I should tell you who made the first move and what was said. I should say how I sat down on the stairs and how his big, hesitant heart cracked under the strain.

So we did it on the first landing and it was frank, comprehensive, remarkably exciting and sad. I thought the house might fall down around our ears, but it stayed where it was.

* * *

The payment of debts is never happy. All he owed me was a fuck and whatever that implied, which in this case is a child. I loved the architect and the architect loved me. You think that makes a difference.

In my childhood book of saints there were pictures of people standing with ploughshares at their feet, cathedrals in their hands. This is the church that St Catherine built. If I painted myself now there would be a round hazy space where my stomach is, and a cathedral inside. This baby is a gothic masterpiece. I can feel the arches rising up under my ribs, the glorious and complicated space.

I can feel it reaching into the chambers of my heart, and my blood runs to it like children into school. We have the same thoughts.

Women used to kill their children all the time: it was one of the reasons for setting up the welfare state — this ‘unnatural act’. As if money were nature and could set it all to rights. Money is not nature. I have plenty of money.

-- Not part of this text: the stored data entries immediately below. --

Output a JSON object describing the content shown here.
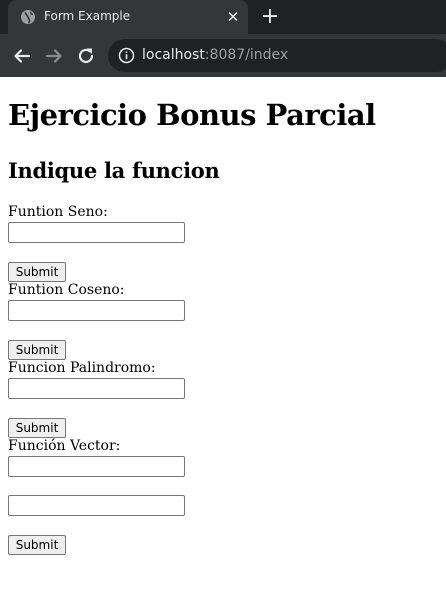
{
  "browser": {
    "tab_title": "Form Example",
    "tab_close": "✕",
    "new_tab": "+",
    "url_host": "localhost",
    "url_rest": ":8087/index"
  },
  "page": {
    "title": "Ejercicio Bonus Parcial",
    "subtitle": "Indique la funcion",
    "forms": [
      {
        "label": "Funtion Seno:",
        "value": "",
        "submit": "Submit"
      },
      {
        "label": "Funtion Coseno:",
        "value": "",
        "submit": "Submit"
      },
      {
        "label": "Funcion Palindromo:",
        "value": "",
        "submit": "Submit"
      },
      {
        "label": "Función Vector:",
        "value": "",
        "value2": "",
        "submit": "Submit"
      }
    ]
  },
  "colors": {
    "chrome_dark": "#202124",
    "chrome_tab": "#35363a",
    "chrome_text": "#e8eaed",
    "url_dim": "#9aa0a6"
  },
  "icons": {
    "favicon": "globe-icon",
    "back": "back-arrow-icon",
    "forward": "forward-arrow-icon",
    "reload": "reload-icon",
    "site_info": "info-icon"
  }
}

I don’t want anything so bland as an abortion. Killing something inside you is not the same, we do that all the time. Don’t be shocked. These are just words I am speaking. Perhaps I will love it instead. Perhaps I will never find out what is inside and what is outside and what is mine.

We had Paul over for the celebration dinner in our new house, with its avocado bathroom, the bedroom of bluebell white, the buttercup kitchen, the apple-green dining room, and the blue, blue, blue-for-a-boy nursery, with clouds on the wall. I was a beautiful hostess, dewy with pregnancy, surrounded and filled by the men I love. Aidan is a new man. The house, the child, would have saved our marriage, if it needed saving. ‘Let it come down,’ I say, but the house is inside my head, as well as around it, and so are the cracks in the wall.

MEN AND ANGELS

The watchmaker and his wife live in a small town in Holland and his eyesight is failing.

He is the inventor of the device which is called after him, namely ‘Huygens’ Endless Chain’, a system that allows the clock to keep ticking while it is being wound. It is not perfect, it does not work if the clock is striking. Even so Huygens is proud of his invention because in clocks all over Europe there is one small part that bears his name.

Two pulleys are looped by a continuous chain, on which are hung a large and a small weight. The clock is wound by pulling on the small weight, which causes the large weight to rise. Over the hours, the slow pull of its descent makes the clock tick.

The small weight is sometimes replaced by a ring, after the fact that when Huygens was building the original model, his impatience caused him to borrow his wife’s wedding ring to hang on the chain. The ring provided a perfect balance, and Huygens left it where it was. He placed the whole mechanism under a glass bell and put it on the mantelpiece, where his wife could see the ring slowly rise with the passing of the hours, and fall again when the clock was wound.

Despite the poetry of the ring’s motion, and despite the patent which kept them all in food and clothes, Huygens’ wife could not rid herself of the shame she felt for her bare hands. She sent the maid on errands that were more suited to the woman of the house, and became autocratic in the face of the girl’s growing pride. Her dress became more sombre and matronly, and she carried a bunch of keys at her belt.